Machnouk/Nasrallah: la comédie du dialogue
A quoi tiennent notre vie et notre destin. L’escalade verbale entre le Hezbollah et le Courant du futur ne tarira pas de sitôt. Les propos des uns et des autres ne sont pas lancés en l’air; ils expriment la profondeur des conflits sur tous les terrains, qui vont au-delà des sentiments personnels de chacun des antagonistes. Comme il est impossible de donner au ministre de l’Intérieur, homme à la grande et longue expérience politique, le crédit d’un instant de colère contre tout ce qui entrave la marche politique et juridique du pays, il est tout autant difficile de prêter au secrétaire général du Hezbollah une riposte non calculée. Cette double constatation, et non une simple supposition ne pouvant être logiquement contestée, pose la question d’essayer de comprendre la logique de l’un et l’autre des promoteurs d’un dialogue improbable entre deux courants que presque, sinon tout oppose. Se retrouver et échanger une poignée de main devant les caméras tient aujourd’hui de l’imposture. Le peuple, même s’il applaudit à tout rapprochement bénéfique pour la bonne marche de la gestion du pays et surtout pour sa sécurité, n’est plus dupe de la tragicomédie récurrente. Il a compris, depuis longtemps, que tous ces dits dialogues ne sont qu’une sorte de farce servie à un public qui ne se laisse plus tromper. Les citoyens les plus chevronnés en politique ne comprennent plus rien à cette farce qui se joue entre insultes et dialogues. Mais ils ne savent qu’une chose, c’est qu’ils en sont les dindons.

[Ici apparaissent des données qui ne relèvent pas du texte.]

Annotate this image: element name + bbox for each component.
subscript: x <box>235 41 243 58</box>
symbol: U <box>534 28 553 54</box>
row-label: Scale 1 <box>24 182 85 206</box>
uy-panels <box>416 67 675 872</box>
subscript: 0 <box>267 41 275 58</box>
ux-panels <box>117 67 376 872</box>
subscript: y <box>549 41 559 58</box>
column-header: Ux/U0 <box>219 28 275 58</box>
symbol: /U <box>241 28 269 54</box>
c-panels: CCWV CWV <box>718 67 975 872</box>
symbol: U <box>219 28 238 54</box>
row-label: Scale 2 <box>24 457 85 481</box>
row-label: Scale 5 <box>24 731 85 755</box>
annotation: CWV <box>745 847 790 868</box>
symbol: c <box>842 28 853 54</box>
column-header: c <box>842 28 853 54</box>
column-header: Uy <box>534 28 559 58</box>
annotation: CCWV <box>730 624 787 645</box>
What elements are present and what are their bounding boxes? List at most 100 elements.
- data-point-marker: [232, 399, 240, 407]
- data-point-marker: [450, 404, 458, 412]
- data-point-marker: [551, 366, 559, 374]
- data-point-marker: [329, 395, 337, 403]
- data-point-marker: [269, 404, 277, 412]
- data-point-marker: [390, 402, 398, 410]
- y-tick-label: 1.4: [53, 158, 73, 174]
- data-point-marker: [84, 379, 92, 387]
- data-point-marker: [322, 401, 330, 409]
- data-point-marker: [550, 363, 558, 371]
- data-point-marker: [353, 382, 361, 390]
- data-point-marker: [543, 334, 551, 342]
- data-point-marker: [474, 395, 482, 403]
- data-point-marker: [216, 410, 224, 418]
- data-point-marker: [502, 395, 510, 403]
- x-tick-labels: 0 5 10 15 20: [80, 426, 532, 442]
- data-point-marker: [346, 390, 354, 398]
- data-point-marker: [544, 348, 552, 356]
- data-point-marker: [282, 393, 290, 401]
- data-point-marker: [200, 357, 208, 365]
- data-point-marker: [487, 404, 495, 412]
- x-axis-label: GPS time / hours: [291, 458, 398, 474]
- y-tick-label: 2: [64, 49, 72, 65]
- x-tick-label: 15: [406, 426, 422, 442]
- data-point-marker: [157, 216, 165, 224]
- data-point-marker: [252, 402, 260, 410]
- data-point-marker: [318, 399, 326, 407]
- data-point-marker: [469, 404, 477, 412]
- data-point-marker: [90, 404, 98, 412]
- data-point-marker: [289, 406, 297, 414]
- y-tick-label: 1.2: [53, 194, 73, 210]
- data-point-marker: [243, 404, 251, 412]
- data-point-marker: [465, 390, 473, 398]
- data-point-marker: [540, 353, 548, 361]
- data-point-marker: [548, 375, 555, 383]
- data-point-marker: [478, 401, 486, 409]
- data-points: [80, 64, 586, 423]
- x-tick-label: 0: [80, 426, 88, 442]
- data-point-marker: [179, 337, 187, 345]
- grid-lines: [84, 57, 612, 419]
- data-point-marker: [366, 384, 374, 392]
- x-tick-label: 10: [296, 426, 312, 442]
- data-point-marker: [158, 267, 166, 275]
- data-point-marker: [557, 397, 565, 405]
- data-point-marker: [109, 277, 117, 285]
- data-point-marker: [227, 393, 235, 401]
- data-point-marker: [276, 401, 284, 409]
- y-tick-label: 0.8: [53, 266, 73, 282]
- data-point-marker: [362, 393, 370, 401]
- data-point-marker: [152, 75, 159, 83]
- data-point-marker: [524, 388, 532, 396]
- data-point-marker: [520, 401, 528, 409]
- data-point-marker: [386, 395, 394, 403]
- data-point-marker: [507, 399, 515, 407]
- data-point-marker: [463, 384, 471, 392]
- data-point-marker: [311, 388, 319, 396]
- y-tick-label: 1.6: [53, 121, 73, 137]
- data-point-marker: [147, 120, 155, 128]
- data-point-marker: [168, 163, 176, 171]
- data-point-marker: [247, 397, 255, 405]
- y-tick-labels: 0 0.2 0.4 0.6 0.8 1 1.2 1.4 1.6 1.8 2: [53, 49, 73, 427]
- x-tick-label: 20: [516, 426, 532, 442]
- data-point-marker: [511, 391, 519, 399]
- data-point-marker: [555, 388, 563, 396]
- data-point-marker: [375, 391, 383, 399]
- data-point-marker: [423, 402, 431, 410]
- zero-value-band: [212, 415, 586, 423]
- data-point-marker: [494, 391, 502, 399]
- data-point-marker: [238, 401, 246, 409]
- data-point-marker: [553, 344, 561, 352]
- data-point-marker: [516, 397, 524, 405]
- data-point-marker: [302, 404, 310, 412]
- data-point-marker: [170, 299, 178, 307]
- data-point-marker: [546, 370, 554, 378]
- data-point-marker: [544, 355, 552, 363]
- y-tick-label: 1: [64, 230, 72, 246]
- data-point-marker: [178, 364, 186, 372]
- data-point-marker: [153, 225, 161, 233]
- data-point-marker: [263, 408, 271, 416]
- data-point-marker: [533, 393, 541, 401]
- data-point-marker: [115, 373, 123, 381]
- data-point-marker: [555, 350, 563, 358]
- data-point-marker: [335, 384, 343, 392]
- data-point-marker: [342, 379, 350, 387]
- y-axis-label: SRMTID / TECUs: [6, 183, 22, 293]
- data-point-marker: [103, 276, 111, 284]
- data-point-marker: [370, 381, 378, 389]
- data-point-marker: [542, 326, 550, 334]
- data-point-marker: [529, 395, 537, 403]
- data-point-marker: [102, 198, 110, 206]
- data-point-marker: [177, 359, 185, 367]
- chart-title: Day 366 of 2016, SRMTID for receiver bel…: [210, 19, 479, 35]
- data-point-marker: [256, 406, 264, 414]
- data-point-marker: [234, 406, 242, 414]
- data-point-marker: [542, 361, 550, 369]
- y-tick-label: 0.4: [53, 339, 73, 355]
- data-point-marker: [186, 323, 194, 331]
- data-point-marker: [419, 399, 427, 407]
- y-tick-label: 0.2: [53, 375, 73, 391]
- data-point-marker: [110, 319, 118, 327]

«Elias Skaff est mort deux fois»
Alors que des personnalités de très haut rang et de toutes tendances politiques et confessionnelles participaient aux obsèques du député et ancien ministre Elias Skaff, l’un des hommes les plus aimés et respectés, auquel les Zahliotes ont rendu des hommages vibrants, des tirs accompagnaient le convoi funéraire depuis la capitale jusqu’à Zahlé, sa ville natale. Ces tirs nourris et assourdissants ont retenti tout au long de la cérémonie funéraire, jusqu’à 18h, aux oreilles et à la barbe des hauts responsables présents, créant la panique durant toute une journée, sans que nul ne réagisse. Aux protestataires qui dénonçaient l’absence d’intervention des forces de l’ordre pour gérer la situation, celles-ci ont répondu qu’en intervenant, elles auraient dû interpeller l’ensemble des Zahliotes. Drôle d’excuse. Le député et ancien ministre Kataëb, Elie Marouni, a déclaré à la presse que les coups de feu tirés à l’enterrement du ministre Elias Skaff, à Zahlé, avaient voulu marquer une circonstance particulièrement triste. Intervenant à travers le petit écran, le député a déclaré que les jeunes de Zahlé, impliqués dans cette affaire, se sont sentis frustrés par les remarques qui leur ont été faites. Ils ont riposté en rappelant que d’autres, notamment les partisans du Hezbollah, avaient toujours tiré autant, sinon plus, dans des circonstances diverses, sans jamais avoir eu de comptes à rendre à qui que ce soit. Pour Marouni, il ne fallait pas accepter une justice à deux poids deux mesures dans le pays, précisant, cependant, que le plus important est de sauvegarder la sécurité et qu’il avait entrepris plusieurs contacts pour que toute l’affaire se termine bien.
Joumblatt-Hamadé: un nuage d’été
La politique libanaise est devenue si fragile que les dialogues peuvent à peine réduire les distances qui ne tiennent souvent qu’à un fil. Tous les jours, les médias trouvent de quoi nourrir leurs informations en mettant en exergue n’importe quel échange de déclarations entre des amis de toujours, séparés par quelques simples mots mal interprétés ou mal transmis. C’est ainsi que, pour un malentendu, facile pourtant à dissiper, les amis politiques montrent la fragilité de leur relation exposée à tous vents. Entre Walid Joumblatt et Marwan Hamadé, le fil ténu de l’amitié a failli être rompu. De fait, des intermédiaires, de bonne ou de mauvaise foi, n’ont pas tardé à traduire, à leur façon, les propos de Hamadé dans l’allocution prononcée à la cérémonie organisée à la mémoire de Wissam Hassan. En appelant Saad Hariri à rentrer au Liban, espérant «que cela permettrait une réconciliation entre ceux qui avaient quitté les rangs du 14 mars ces dernières années», Hamadé aurait commis une faute politique impardonnable que d’aucuns ont cherché à rapporter, traduite à leur façon, et qui aurait pu provoquer, et peut-être l’a-t-elle fait, une cassure dans une relation qui remonte loin dans le temps et bien avant la formation du 14 mars. Ainsi va le Liban.